Document Type

Article

Publication Date

Summer 2001

Keywords

Air pollution

Disciplines

Environmental Law

Abstract

I argue that the public has a current and continuing interest in the air resource. This commonly held interest requires that where the government has sanctioned the private trading of this asset the government must account for the profits of such trades. In short, it is not the government's property to give away. Ancillary benefits associated with cleaner air do not offset the public's interest in the value of the resource, especially where the regulatory scheme has effectively precluded private action in defense of the resource. This does not discount the government's obligation to protect the resource from predation; it merely suggests that the government's obligation is not exhausted by that effort. The government in those moments is acting both as a trustee and a referee.

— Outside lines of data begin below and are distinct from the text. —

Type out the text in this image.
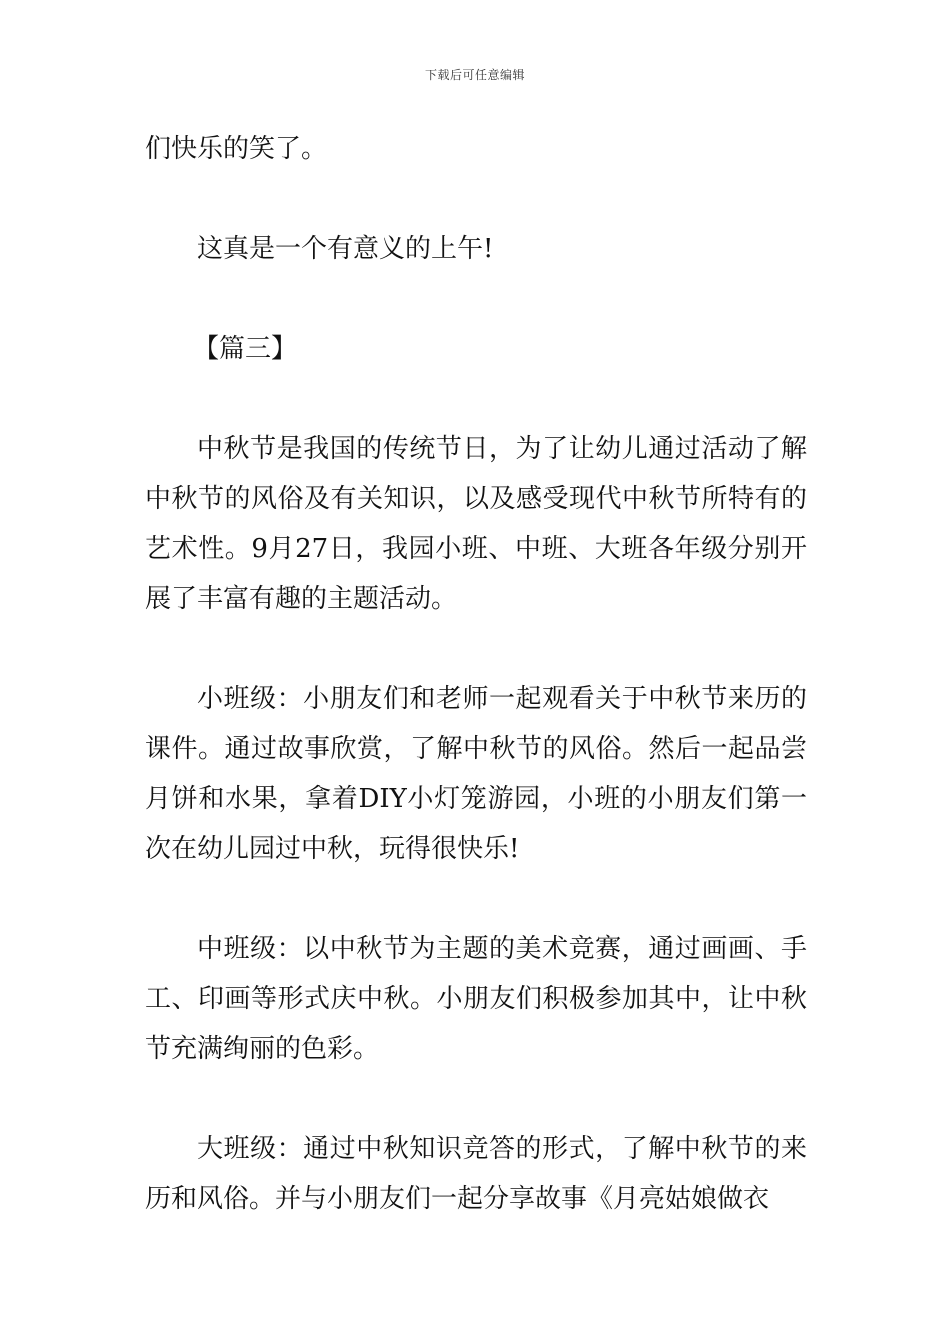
下载后可任意编辑

们快乐的笑了。

这真是一个有意义的上午!

【篇三】

中秋节是我国的传统节日，为了让幼儿通过活动了解中秋节的风俗及有关知识，以及感受现代中秋节所特有的艺术性。9月27日，我园小班、中班、大班各年级分别开展了丰富有趣的主题活动。

小班级：小朋友们和老师一起观看关于中秋节来历的课件。通过故事欣赏，了解中秋节的风俗。然后一起品尝月饼和水果，拿着DIY小灯笼游园，小班的小朋友们第一次在幼儿园过中秋，玩得很快乐!

中班级：以中秋节为主题的美术竞赛，通过画画、手工、印画等形式庆中秋。小朋友们积极参加其中，让中秋节充满绚丽的色彩。

大班级：通过中秋知识竞答的形式，了解中秋节的来历和风俗。并与小朋友们一起分享故事《月亮姑娘做衣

As a trustee it must protect the basic value of the resource. However, when it acts to alienate the resource to the detriment of other rightful claimants it has a high burden of justification that it must meet. While there has been no generalized public trust obligation imposed on the federal government, the federal government has recognized that it acts in a trustee capacity towards public resources. Yet this recognition can scarcely be enough. The limiting principle buried in that trustee role must arise from independent obligations that ground both claims to democratic legitimacy and protection of property. The law surrounding the evolution of the public trust doctrine suggests the contours of those obligations.

In addition to the property roots of the public claim on the air resource, economic research supports the conclusion that the efficiency gains made by using market mechanisms to reduce pollution also supports the capture by the government of scarcity rents created by the allocation of pollution rights. Put another way, the protection of the property interest of the public that is reduced to tradable pollution rights makes economic sense, as well as being justified by our deeply held normative commitments reflected in property doctrine. Moreover, when the efficiency arguments are combined with arguments rooted in equity claims, some of the benefits of the market mechanisms may be diminished, but other values like our commitments to equality and democratic legitimacy may be strengthened. We have looked at the sky as though it were a common resource free of any substantial public interest other than the protection of its quality. Yet by taking this narrow view we have permitted the government to transfer a substantial public resource to private hands free of charge. It is this failure that I have been arguing against.

Comments

Presented as the Seventh Annual Lloyd K. Garrison Lecture on Environmental Law, this lecture predates the author's affiliation with Cornell Law School.